UBS Chief Financial Officer John Cryan told Reuters the pace of withdrawals had slowed down in the fourth quarter.

But he said the bank expected investors to continue to sell assets for several quarters and, although the worst was over, UBS would not be able to return to strong growth yet.

“Before we can see strong inflows we need to see more stability in the markets,” Cryan told Reuters in an interview.

“We know we need to pull our socks up to motivate our client-facing people and re-establish UBS as the bank it used to be,” he said, but added: “We are not miracle men and cannot change the way the market operate.”

UBS shares were down 1.06 percent to 18.75 Swiss francs at 6:40 a.m. EST, underperforming a 3.15 percent stronger Dow Jones index of European bank stocks .SX7P. UBS' stock is down nearly 60 percent since the start of the year against a 52 percent fall for the European index.

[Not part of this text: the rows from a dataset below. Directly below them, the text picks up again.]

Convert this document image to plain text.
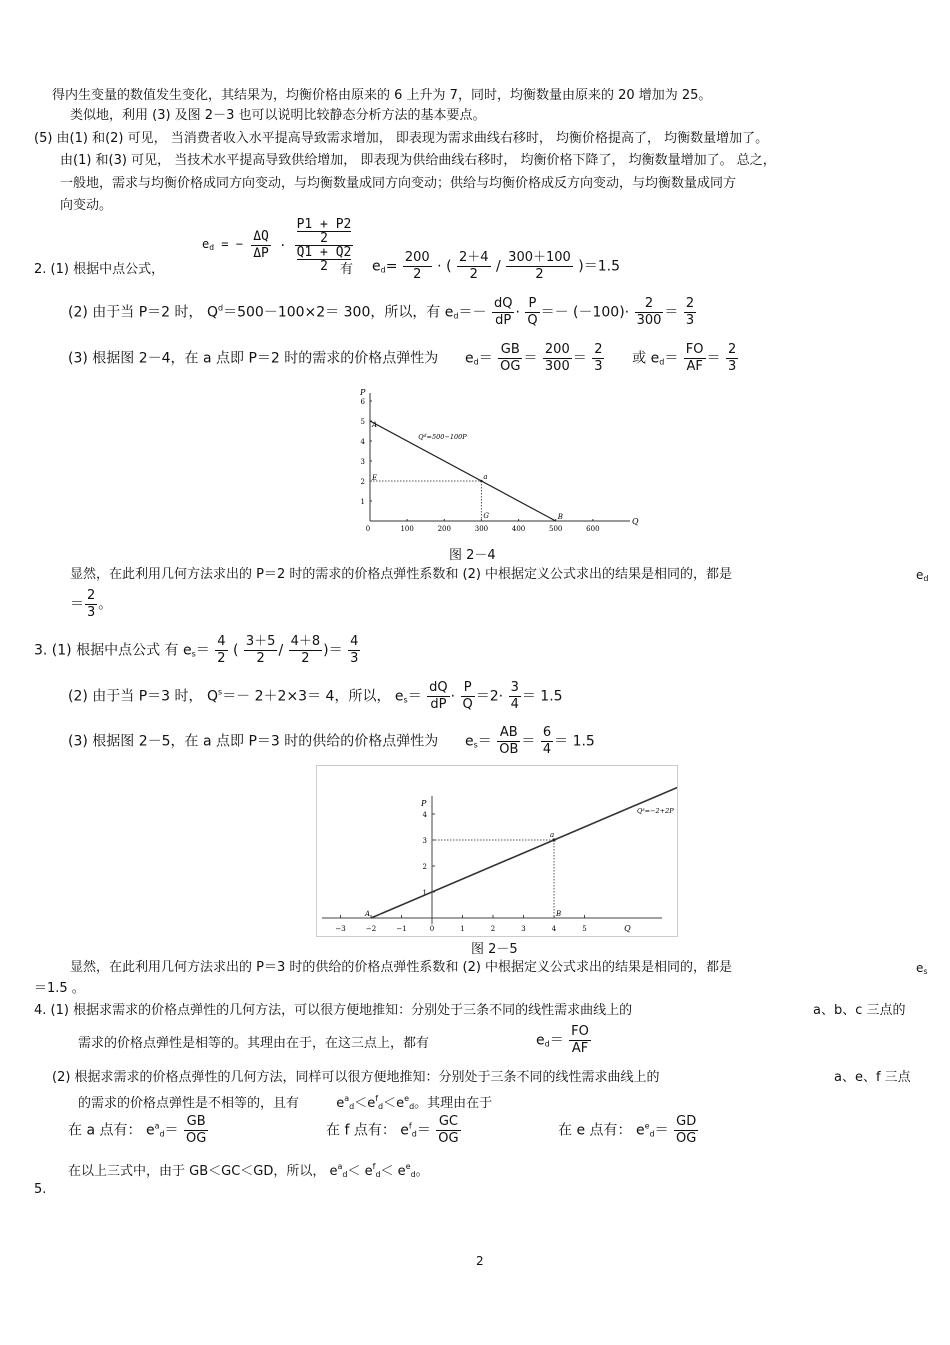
得内生变量的数值发生变化，其结果为，均衡价格由原来的 6 上升为 7，同时，均衡数量由原来的 20 增加为 25。
类似地，利用 (3) 及图 2－3 也可以说明比较静态分析方法的基本要点。
(5) 由(1) 和(2) 可见， 当消费者收入水平提高导致需求增加， 即表现为需求曲线右移时， 均衡价格提高了， 均衡数量增加了。
由(1) 和(3) 可见， 当技术水平提高导致供给增加， 即表现为供给曲线右移时， 均衡价格下降了， 均衡数量增加了。 总之，
一般地，需求与均衡价格成同方向变动，与均衡数量成同方向变动；供给与均衡价格成反方向变动，与均衡数量成同方
向变动。
$e_d$ = − $\frac{\Delta Q}{\Delta P} \cdot P1 + P2$
2
Q1 + Q2
2
2. (1) 根据中点公式，	有 $e_d= \frac{200}{2}$ · ( $\frac{2+4}{2} / \frac{300+100}{2} )=1.5$
(2) 由于当 P＝2 时， $Q^d=500-100\times 2= 300$，所以，有 $e_d=- \frac{dQ}{dP} \cdot \frac{P}{Q} =- (-100)\cdot \frac{2}{300} = \frac{2}{3}$
(3) 根据图 2－4，在 a 点即 P＝2 时的需求的价格点弹性为 $e_d= \frac{GB}{OG} = \frac{200}{300} = \frac{2}{3}$ 或 $e_d= \frac{FO}{AF} = \frac{2}{3}$
P
Q
0	100	200	300	400	500	600
1
2
3
4
5
6
A
B
a
E
G
$Q^d=500-100P$
图 2－4
显然，在此利用几何方法求出的 P＝2 时的需求的价格点弹性系数和 (2) 中根据定义公式求出的结果是相同的，都是	$e_d$
＝ $\frac{2}{3}$ 。
3. (1) 根据中点公式 有 $e_s= \frac{4}{2}$ ( $\frac{3+5}{2} / \frac{4+8}{2}$ )＝ $\frac{4}{3}$
(2) 由于当 P＝3 时， $Q^s=- 2+2\times 3= 4$，所以， $e_s= \frac{dQ}{dP} \cdot \frac{P}{Q} =2\cdot \frac{3}{4} = 1.5$
(3) 根据图 2－5，在 a 点即 P＝3 时的供给的价格点弹性为 $e_s= \frac{AB}{OB} = \frac{6}{4} = 1.5$
P
Q
−3	−2	−1	0	1	2	3	4	5
1
2
3
4
A	B
a
$Q^s=-2+2P$
图 2－5
显然，在此利用几何方法求出的 P＝3 时的供给的价格点弹性系数和 (2) 中根据定义公式求出的结果是相同的，都是	$e_s$
＝1.5 。
4. (1) 根据求需求的价格点弹性的几何方法，可以很方便地推知：分别处于三条不同的线性需求曲线上的	a、b、c 三点的
需求的价格点弹性是相等的。其理由在于，在这三点上，都有	$e_d= \frac{FO}{AF}$
(2) 根据求需求的价格点弹性的几何方法，同样可以很方便地推知：分别处于三条不同的线性需求曲线上的	a、e、f 三点
的需求的价格点弹性是不相等的，且有	$e^a_d<e^f_d<e^e_d$。其理由在于
在 a 点有： $e^a_d= \frac{GB}{OG}$	在 f 点有： $e^f_d= \frac{GC}{OG}$	在 e 点有： $e^e_d= \frac{GD}{OG}$
在以上三式中，由于 GB＜GC＜GD，所以， $e^a_d< e^f_d< e^e_d$。
5.
2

Switzerland’s banking champion, whose reputation was tarnished in the subprime crisis and is under public pressure to return executive bonuses, said it expected market conditions to remain “challenging” and shrinking client assets to affect fees.

UBS, which has changed its top management this year and is undergoing a massive restructuring, will give an update on client flows at an extraordinary shareholder meeting on November 27.

“Management claims the trends after the settlement with the SNB have been encouraging, but we have seen these statements before,” said Dirk Becker, analyst at Kepler Capital Markets.

“Our impression is that it might take a while before UBS gets back to meaningful inflows.”

Cryan said UBS was sticking to its goal of returning to profit in 2009 while reducing its huge balance sheet.

He said the bank, which would have a Tier 1 capital ratio of 11.9 percent -- a solid base by European standards after the state cash injection -- was still negotiating new capital requirements with the Swiss banking regulator.

He said he expected the bank to take a 2 billion Swiss franc hit in the fourth quarter, reversing credit gains as spreads on its debts have narrowed after the central bank deal. UBS also expects a charge of about 4 billion francs on equity sold to the central bank fund in the fourth quarter.

“The total loss is about 6 billion Swiss francs. It cannot be offset by new revenues. They will show a loss in the fourth quarter,” Georg Kanders, an analyst with WestLB, said.

The Swiss bank will also be affected by goodwill and restructuring charges in the fourth quarter, Cryan said.

UBS confirmed it had made a third-quarter net profit of 296 million Swiss francs, helped by a gain on its own credit of 2.2 billion francs, plus a tax credit of 913 million francs.

The bank said it has also been losing client advisors at its key wealth management division, mostly in the United States, where a U.S. investigation into possible fraud is also hurting its reputation. It lost 182 advisors there, or 2 percent of the total.

Cryan told Reuters the bank was not anticipating further job cuts on top of the 7,500 layoffs it has announced during the crisis.

The bank was hit earlier than most of its rivals in the credit turmoil by its investment bank’s foray into the U.S. subprime market and has made nearly $49 billion of writedowns.

UBS also said Philip Lofts had been appointed group chief risk officer and member of the executive board with immediate effect. He was previously deputy group chief risk officer.

Credit Suisse CSGN.VX, Switzerland's other main bank, reported a 1.3 billion franc net loss in the third quarter after large trading losses, but its shares have shed only 36 percent so far this year and the bank has declined state help.